İslam, yaradılışın yasalarına uygun olarak aşamalı bir gelişme gösterir. Bir sene önce o 6 Medine’li iman etmişlerdi. Bu sene imanlarının gereği olarak İslam’ı yaşama sözü vermektedirler. Ve bir sene sonra da savaşma sözü vereceklerdir. I. Akabe Biatının anlamı konusunda iki Batılı yazar ilginç ve önemli değerlendirmelerde bulunur. İlki, Karen Armstrong:
“Bu, I. Akabe adıyla anılan toplantıda, politikadan çok din vurgulandı. Eski putperestlik Yesrib’deki (Medine) krizi çözmekte etkili olamamıştı ve insanlar yeni bir ideolojiye hazırdı. Hz. Muhammed’in dini şartları, Müslümanların diğer insanlara karşı belli haklara sahip bireyler olarak saygı duymasını sağlayacaktı; bu yeni ahlak değerleri, grubu bireylerden daha önemli kabul eden eski kabile idealinin yerini alacaktı. Bu yeni bireyselcilik, yeni tür bir toplumun temellerini mümkün kılacaktı, çünkü Yesrib’deki insanların, yeterli kaynakların bulunmadığı çöldeki durumun aksine, bir kişinin kazancının bir diğerinin kaybı anlamına gelmediğini anlamasını sağlayacaktı.”
Ve ikinci olarak, Anne-Marie Delcambre:
“Bu biat çok ciddi bir şeydir. Ataları ve soyağacı olmadan bireyin kavranamadığı bu çöl Arap toplumunda, Hz. Muhammed kendi sülalesiyle bütün bağlarını kendi isteğiyle keser. Böylece kabile yasasının aşıldığını ileri sürer; önemli olan kan bağları değildir, fakat ortak bir ideal üzerine kurulmuş fikir ve inanç birliğidir. Dolayısıyla kabile kavramının yerine artık “Ümmet” kavramı geçer.
Medine’liler geri döndükten sonra Hz. Muhammed’e bir mektup yazarak kendilerine bir öğretmen vermesini isterler. Onlara İslam’ı ve Kur’an okumayı öğretecek namaz kılmayı gösterecek bir öğretmen, Umeyr oğlu Mus’ab seçilir.
Mus’ab ilk Müslümanlardandır.

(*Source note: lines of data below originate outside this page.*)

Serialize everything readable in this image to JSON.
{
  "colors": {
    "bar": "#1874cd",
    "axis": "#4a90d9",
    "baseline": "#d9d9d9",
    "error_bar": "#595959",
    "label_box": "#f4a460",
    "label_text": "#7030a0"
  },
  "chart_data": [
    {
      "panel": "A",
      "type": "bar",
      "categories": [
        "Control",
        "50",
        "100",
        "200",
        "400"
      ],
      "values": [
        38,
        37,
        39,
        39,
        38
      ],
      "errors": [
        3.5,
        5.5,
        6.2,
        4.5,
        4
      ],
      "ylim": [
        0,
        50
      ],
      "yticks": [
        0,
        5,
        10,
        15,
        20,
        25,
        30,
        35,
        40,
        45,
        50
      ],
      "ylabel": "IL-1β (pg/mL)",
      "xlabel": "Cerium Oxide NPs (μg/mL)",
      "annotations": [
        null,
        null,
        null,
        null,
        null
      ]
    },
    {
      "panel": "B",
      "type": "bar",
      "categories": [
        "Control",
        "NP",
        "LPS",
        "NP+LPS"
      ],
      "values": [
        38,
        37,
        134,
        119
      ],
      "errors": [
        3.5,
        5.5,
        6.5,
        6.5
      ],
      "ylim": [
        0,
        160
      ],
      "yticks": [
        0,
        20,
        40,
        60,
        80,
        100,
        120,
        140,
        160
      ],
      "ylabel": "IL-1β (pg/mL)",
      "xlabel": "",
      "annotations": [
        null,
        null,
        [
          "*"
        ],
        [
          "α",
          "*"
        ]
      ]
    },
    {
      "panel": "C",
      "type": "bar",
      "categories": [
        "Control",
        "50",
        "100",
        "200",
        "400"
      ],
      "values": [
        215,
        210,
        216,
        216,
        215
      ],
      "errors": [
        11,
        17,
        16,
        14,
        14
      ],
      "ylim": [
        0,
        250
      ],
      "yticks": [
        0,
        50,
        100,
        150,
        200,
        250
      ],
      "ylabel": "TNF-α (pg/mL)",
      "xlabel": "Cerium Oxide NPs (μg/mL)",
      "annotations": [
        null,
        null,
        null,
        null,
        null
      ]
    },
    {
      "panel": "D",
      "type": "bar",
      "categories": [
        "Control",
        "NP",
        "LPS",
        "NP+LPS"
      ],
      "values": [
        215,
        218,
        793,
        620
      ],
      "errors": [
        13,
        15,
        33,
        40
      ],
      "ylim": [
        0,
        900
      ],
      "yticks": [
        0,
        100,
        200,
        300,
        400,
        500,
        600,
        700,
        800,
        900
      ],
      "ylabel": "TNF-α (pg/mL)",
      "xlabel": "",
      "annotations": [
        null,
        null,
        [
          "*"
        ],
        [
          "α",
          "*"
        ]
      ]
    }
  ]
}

Mekke’nin en yakışıklı ve zengin genci iken dünyaya ait her şeyi elinin tersi ile itmiş ve senelerden beridir, yarı aç yarı tok bir hayatı dini için canına minnet bilmiş olgun bir Müslüman… Medine’lilere öğreteceği şeyleri kendinden çok büyük bedeller ödeyerek öğrenmiş ve yaşamış bir Müslüman. Ve Medine’den gelenler, Mus’ab’la beraber 13 kişi olurlar.
Bir sene sonra tekrar geleceklerdir. Söz verirler.